While The Hunger Games had a rabid and active fanbase from the books long before that movie came along, Prometheus’ pre-existing fanbase was much smaller and less obvious. Film geeks and fans of Scott’s 1979 film,Alien (for which Prometheus is a prequel of sorts) form a dedicated core that Ignition was charged with expanding. The L.A.-based company did so by employing some of the tactics from the Hunger Games campaign as well as a number of new ones.
In the words of Ignition Creative Director Chris Eyerman, the first goal of the campaign was to “blur the boundaries between content and marketing, fiction and reality, story and game. It can be blurred to the point of invisibility, creating a holistic narrative experience that entertains and engages regardless of platform.”
Here, Eyerman tells Co.Create how he and his team of 15-20 people accomplished that.
Surprise! Peter Debuts at TED
“My name is Peter Weyland, and if you’ll indulge me, I’d like to change the world.” With that declaration, the marketing campaign was in full swing. Weyland, as played in the film by Guy Pearce, was speaking via video in a TED Talk from the future. 2023, to be exact (incidentally, the TED video shows Weyland at a time in his life that’s never shown in the movie. InPrometheus, Weyland appears as an old man). The TED Talk, which ran on TED’s blog, was an idea that came from co-screenwriter Damon Lindelof (Lost), and was produced out of Scott’s production company, RSA.

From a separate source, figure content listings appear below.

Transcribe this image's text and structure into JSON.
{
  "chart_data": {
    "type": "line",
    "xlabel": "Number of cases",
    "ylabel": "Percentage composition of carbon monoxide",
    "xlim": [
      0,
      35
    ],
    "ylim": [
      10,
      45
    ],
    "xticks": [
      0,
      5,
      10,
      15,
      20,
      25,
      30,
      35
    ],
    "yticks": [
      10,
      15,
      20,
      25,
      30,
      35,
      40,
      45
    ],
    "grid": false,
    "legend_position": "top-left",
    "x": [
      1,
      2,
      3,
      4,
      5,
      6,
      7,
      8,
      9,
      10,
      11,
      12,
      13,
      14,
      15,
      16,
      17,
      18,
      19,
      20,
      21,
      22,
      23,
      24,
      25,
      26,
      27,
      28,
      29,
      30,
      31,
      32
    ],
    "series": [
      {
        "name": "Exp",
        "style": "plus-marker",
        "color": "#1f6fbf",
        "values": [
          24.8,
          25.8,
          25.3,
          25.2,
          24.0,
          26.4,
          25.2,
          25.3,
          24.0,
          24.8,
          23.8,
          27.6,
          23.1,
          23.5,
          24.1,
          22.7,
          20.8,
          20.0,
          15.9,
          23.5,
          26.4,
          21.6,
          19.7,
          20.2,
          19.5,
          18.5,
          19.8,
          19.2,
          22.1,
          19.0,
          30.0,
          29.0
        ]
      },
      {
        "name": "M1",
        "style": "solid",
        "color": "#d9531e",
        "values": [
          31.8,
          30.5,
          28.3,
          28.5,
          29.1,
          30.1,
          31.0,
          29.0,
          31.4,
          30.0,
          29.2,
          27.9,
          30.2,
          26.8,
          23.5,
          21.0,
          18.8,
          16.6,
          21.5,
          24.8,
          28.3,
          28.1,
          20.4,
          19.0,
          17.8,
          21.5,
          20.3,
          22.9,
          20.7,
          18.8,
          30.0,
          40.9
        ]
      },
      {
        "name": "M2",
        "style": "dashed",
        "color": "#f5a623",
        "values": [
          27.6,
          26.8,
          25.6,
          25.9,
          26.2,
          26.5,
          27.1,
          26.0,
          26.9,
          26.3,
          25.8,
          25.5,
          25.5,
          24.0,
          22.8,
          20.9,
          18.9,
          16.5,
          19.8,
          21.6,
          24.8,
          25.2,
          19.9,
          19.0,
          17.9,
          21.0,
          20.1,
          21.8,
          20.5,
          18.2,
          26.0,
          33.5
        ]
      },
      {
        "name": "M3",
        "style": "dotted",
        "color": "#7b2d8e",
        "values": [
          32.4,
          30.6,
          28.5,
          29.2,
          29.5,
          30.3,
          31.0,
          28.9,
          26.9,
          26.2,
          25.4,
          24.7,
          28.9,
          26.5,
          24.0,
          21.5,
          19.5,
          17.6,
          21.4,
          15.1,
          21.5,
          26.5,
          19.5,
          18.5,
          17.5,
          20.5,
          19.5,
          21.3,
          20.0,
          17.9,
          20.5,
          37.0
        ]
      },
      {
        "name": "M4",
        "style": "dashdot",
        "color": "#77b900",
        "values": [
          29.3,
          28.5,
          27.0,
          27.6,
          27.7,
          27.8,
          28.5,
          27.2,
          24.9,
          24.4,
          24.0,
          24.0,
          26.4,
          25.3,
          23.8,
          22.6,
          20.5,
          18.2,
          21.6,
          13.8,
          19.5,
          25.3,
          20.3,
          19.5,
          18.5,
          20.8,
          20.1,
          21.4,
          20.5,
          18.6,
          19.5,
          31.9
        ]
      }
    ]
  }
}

“If you want to score a hit, aim where nobody is expecting,” says Eyerman. And nobody was expecting anything from TED. The fascinating, expertly produced TED Talk was done in TED’s riveting, crowd-pleasing style, and lent an air of authenticity to the launch. It also drove viewers to the campaign’s hub; the video’s endplate announced a new website for Weyland Industries. That high end, bespoke piece of content set the tone for the campaign that would have a few other surprises in store for intrigued audiences.